Icons, logos, Tango, consistency, the user experience, and our project looks like a 2D champaign flute

Scott Ritchie scott at open-vote.org
Thu Apr 16 15:55:46 CDT 2009


A user submitted a bug report to launchpad complaining that the Wine 
icon is not Tango compliant: 
https://bugs.launchpad.net/ubuntu/+source/wine/+bug/358645

So, what is Tango Compliance?  Well, the Tango icons all use a set of 
design standards, and you can find them here: 
http://tango.freedesktop.org/Tango_Icon_Theme_Guidelines

In short, it means the Wine icon looks very out of place when it is 
placed alongside all the other Tango-compliant icons on the system.  If 
you click the Applications button on an Ubuntu system, for instance, 
you'll see 7 three dimensional, front perspective, on the table, lit 
from above, well-bordered and highlighted icons.  At the bottom you see 
a two dimensional, heavily tilted underneath perspective, hovering in 
midair, lit from the lower right, thick-bordered Wine icon.

In short, it's ugly, but our real goal here is usability.  Making Wine 
blend in is part of that, however it's also important we deliver a 
consistent experience: as ugly as it is, I thought, that icon is our 
project's logo, so we should use the same image throughout.

But then, I realized, we don't use the same logo consistently!  If you 
go to winehq.org you'll see another logo, which fits in with the website 
theme very well but is nevertheless quite different from the Tango 
icons.  From a user's perspective, changing the Wine icon on the system 
can present a very slight familiarity issue: you're jarred for a second 
while you realize that the old Wine icon is gone and the new icon 
(helpfully next to the familiar words Wine) is actually the same program.

This is the main place where the user sees the Wine icon, as we don't 
yet display it on other areas where they may be interacting with Wine 
(eg, by placing a small Wine icon next to the program icon as in 
http://brainstorm.ubuntu.com/ideatorrent/idea/2141).  Accordingly, a 
change here will be narrow, and if we make it now (before the icon needs 
to be used elsewhere) there is a minimal amount of familiarity loss.
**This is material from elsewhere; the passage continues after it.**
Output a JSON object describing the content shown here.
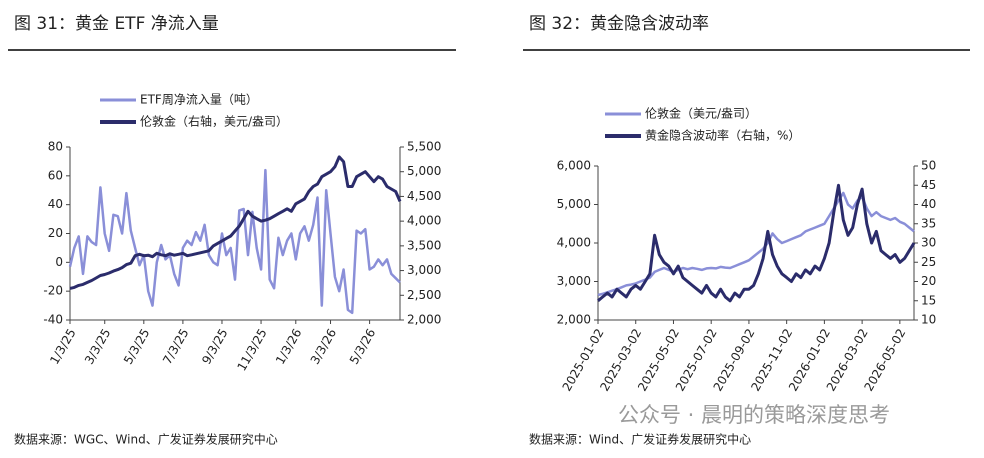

A new icon makes a program feel new, so the user will expect some 
change.  Accordingly, I'd like to propose updating our icons when we 
move forward with the 1.2 release.  This will coincide with the 
inclusion of several of the Wine integration projects I'll be including 
in the coming months, such that the user will see it all (with a new, 
consistant icon) in one big package in the October wave of distro 
releases like Ubuntu 9.10.

So, what should that new icon be?  Well, tango compliance is one major 
goal, as is recognizability as a Wine glass.  Fortunately, someone has 
already made a Tango-compliant Wine logo here: 
http://lists.freedesktop.org/archives/tango-artists/attachments/20060331/63117187/wine.svg

Now, if you're like me, the second you saw that you went "Whoa, that 
doesn't look like the Wine icon!  It looks completely different!"  The 
glass on the website, for instance, is much more narrow: 
http://winehq.org/images/winehq_logo_glass_sm.png

Now, I'm not a drinker, but I do know that real wine people can be very, 
very picky about these kind of things.  After giving the wikipedia 
article (http://en.wikipedia.org/wiki/Wine_glass) and a few other 
websites a full read, I can categorically state one thing: we're using 
the wrong glass for red wine.

Now, whether the icon we use should be the right kind of glass or not is 
an aesthetic choice.  Personally I'd use a red wine glass but one with a 
slightly narrower bowl than in the tango icon above (a "Bordeaux" glass 
rather than a "Burgundy" glass)
http://www.the-gift-of-wine.com/Images/glass_bordeaux.jpg
http://www.the-gift-of-wine.com/Images/glass_burgundy.jpg

Anyway, I suspect most of you really really won't care, as long as it 
looks something like a wine glass and has the words Wine next to it. 
But I did want to start a discussion, especially because this represents 
our projects logo and is, to a real extent, more than just an icon.

Meanwhile, I'll try drumming up some artists to see if I can get a few 
different Tango-compliant icons for us to chose from.